Monday, August 22, 2011

SPOTLIGHT: Margaret L. Furman

Each week we will be picking members to spotlight to tell their Alzheimer's story and why they are running in this year's New York City marathon. Check in each Monday, Wednesday, Thursday, Friday, Saturday and Sunday for new updates on who will be spotlighted and get to know your teammates...(each person is picked at random)

My story begins in 1999, two days before my birthday, when my father underwent open heart surgery for a valve replacement. I was a third year medical student and wasn't even allowed 24 hours off. I never saw him come out of surgery and two days later I was not allowed to talk to him on my birthday. I have always been really close to my father and this was hard. After surgery, his memory began to decline slowly. Alzheimer's disease wasn't even on the radar of my siblings and I, all physicians. He wasn't forgetting the classic things we had all learn in medical school or residency training that tended to make the diagnosis of Alzheimer's. We thought he had vascular memory problems related to his bypass surgery on pump. In 2007, as his memory continued to decline we finally convinced my father to see a specialist in NYC. Then the call came from my brother. I was at a cardiology board review in Rochester, Minnesota over my birthday. We were told my father had Progressive Supranuclear Palsy dementia and had six months to live. We didn't accept this. And in 2008, my father was diagnosed with Alzheimer's disease. Medications didn't help and my family and I have had to sit idly by watching him decline, helpless to do anything. We looked at drug trials and some seemed to risky and others showed no promise.
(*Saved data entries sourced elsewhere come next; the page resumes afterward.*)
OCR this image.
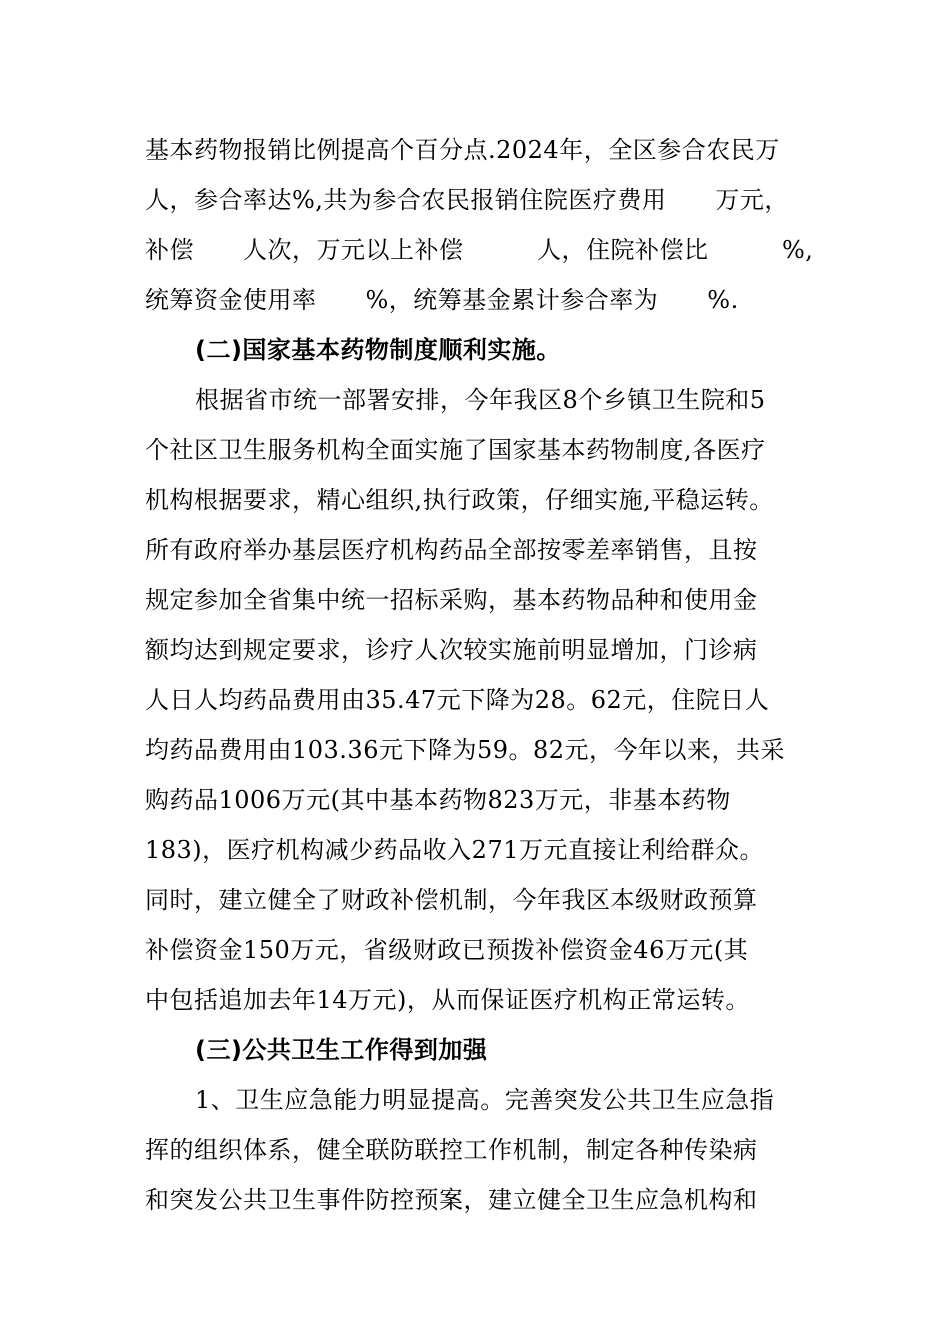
基本药物报销比例提高个百分点.2024年，全区参合农民万
人，参合率达%,共为参合农民报销住院医疗费用　　万元，
补偿　　人次，万元以上补偿　　　人，住院补偿比　　　%,
统筹资金使用率　　%，统筹基金累计参合率为　　%.
(二)国家基本药物制度顺利实施。
根据省市统一部署安排，今年我区8个乡镇卫生院和5
个社区卫生服务机构全面实施了国家基本药物制度,各医疗
机构根据要求，精心组织,执行政策，仔细实施,平稳运转。
所有政府举办基层医疗机构药品全部按零差率销售，且按
规定参加全省集中统一招标采购，基本药物品种和使用金
额均达到规定要求，诊疗人次较实施前明显增加，门诊病
人日人均药品费用由35.47元下降为28。62元，住院日人
均药品费用由103.36元下降为59。82元，今年以来，共采
购药品1006万元(其中基本药物823万元，非基本药物
183)，医疗机构减少药品收入271万元直接让利给群众。
同时，建立健全了财政补偿机制，今年我区本级财政预算
补偿资金150万元，省级财政已预拨补偿资金46万元(其
中包括追加去年14万元)，从而保证医疗机构正常运转。
(三)公共卫生工作得到加强
1、卫生应急能力明显提高。完善突发公共卫生应急指
挥的组织体系，健全联防联控工作机制，制定各种传染病
和突发公共卫生事件防控预案，建立健全卫生应急机构和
My father is a self made man who I look up to and has worked hard to provide the best for his family. He taught me I can achieve anything I set my mind to. My love of history and the New York Giants comes from his influence. I have fond memories of sitting on the couch together watching history movies, Battle of the Bulge, Iwo Jima, and more. If we weren't at the Giants game, we were together watching the game. Food was always the same: 1 pm games -- cold cuts, 4 pm games -- Chicken Nest fried chicken and Monday nights -- fried chicken. I miss those times as he is no longer able to follow movies or the football games.

He has been my biggest supporter as I worked toward my degree in cardiology. What drew me to cardiology is the ability to prevent, diagnose and treat patients; improving their longevity and quality of life Cardiology has had the resources to make an impact on people's lives. This is my wish for Alzheimer's disease and hope of what we can achieved. Our ability to prevent, diagnose early, or effectively treat people with Alzheimer's Disease is not enough nor are the resources and the laws to address the issues faced by families.

I became involved with Alzheimer's junior committee almost a year ago as a way to have an impact and be among peers who were going through similar experiences having a loved one with Alzheimer's. I became a runner two years ago after thinking I could never run more than a mile. Now, I have embarked on one of my greatest challenges and endeavors of my life, ING NYC Marathon, in honor of my father. I know I can do it with my father as my inspiration and the knowledge I am fighting Alzheimer's Disease.

I am running in honor my father, and for all those who have been robbed and will be robbed of their cherished memories and all those extraordinary people who care for them.